Microsoft just announced that Copilot is rolling out to more Windows 11 users right now, and also it’ll be inbound to more Windows 10 users soon enough.

Neowin spotted the revelation in the Windows message center where Microsoft let us know that Copilot is coming to a wider audience – so, if you haven’t seen the AI assistant yet, you may well do soon enough.

Microsoft also let us know that from this week, it’s possible to use up to 10 queries with Copilot before you have to sign in to your Microsoft account. So, you can give the AI a bit of a try even if you don’t have an active Microsoft account on your Windows installation.

The ‘new wave’ of Copilot additions is happening now with Windows 11 (23H2 and 22H2), at least for consumers (with businesses, it will depend on admin policies). And eligible Windows 10 devices on Home or Pro versions (22H2) will start to get Copilot in this broader rollout later in March – so within the next week.

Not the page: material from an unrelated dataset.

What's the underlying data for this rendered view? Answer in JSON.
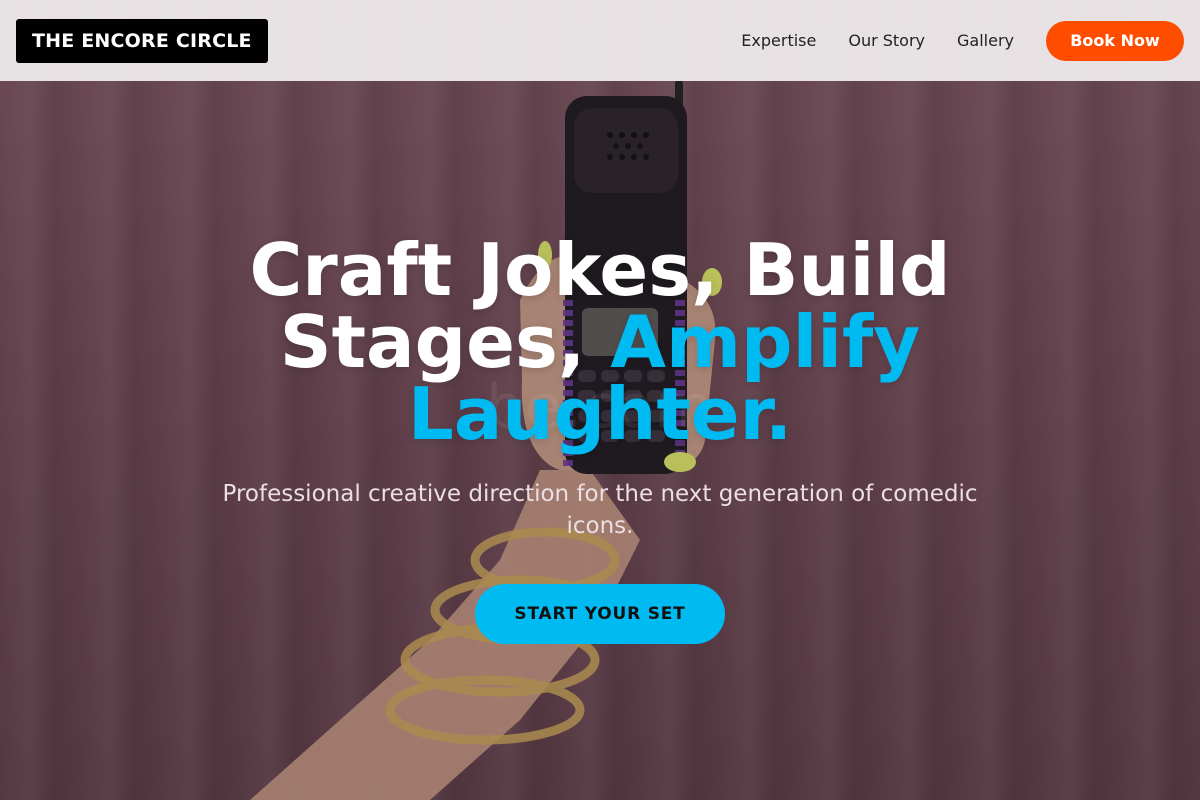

Microsoft tells us: “This current rollout phase will reach most of its targeted Windows 11 and 10 devices by the end of May.”

Meanwhile, Microsoft is also busy expanding Copilot’s repertoire of tricks regarding changing Windows settings, though it’s very slow going on that front thus far.

Analysis: AI for everyone

It sounds like most folks will have Copilot by the end of May, then. We’ve already seen it arrive on our Windows 10 PC, so that rollout is definitely already underway – it’s just about to step up to another level.

How will you know if you get Copilot? You can’t miss the colorful icon which will appear in the taskbar, on the far right (in the system tray). It’s marked with a ‘Pre’ on the icon to denote that the AI is still in preview, so it’s still possible to experience wonky or odd behavior when running queries with Copilot.

While you can turn off the Copilot icon if you don’t want to see it, you can’t actually remove the AI from Windows as such (not yet) – it’ll still be lurking in the background, even if you never access it. That said, there are ways to extract Copilot from your Windows installation, such as using third-party apps (though we wouldn’t recommend doing so, as previously discussed).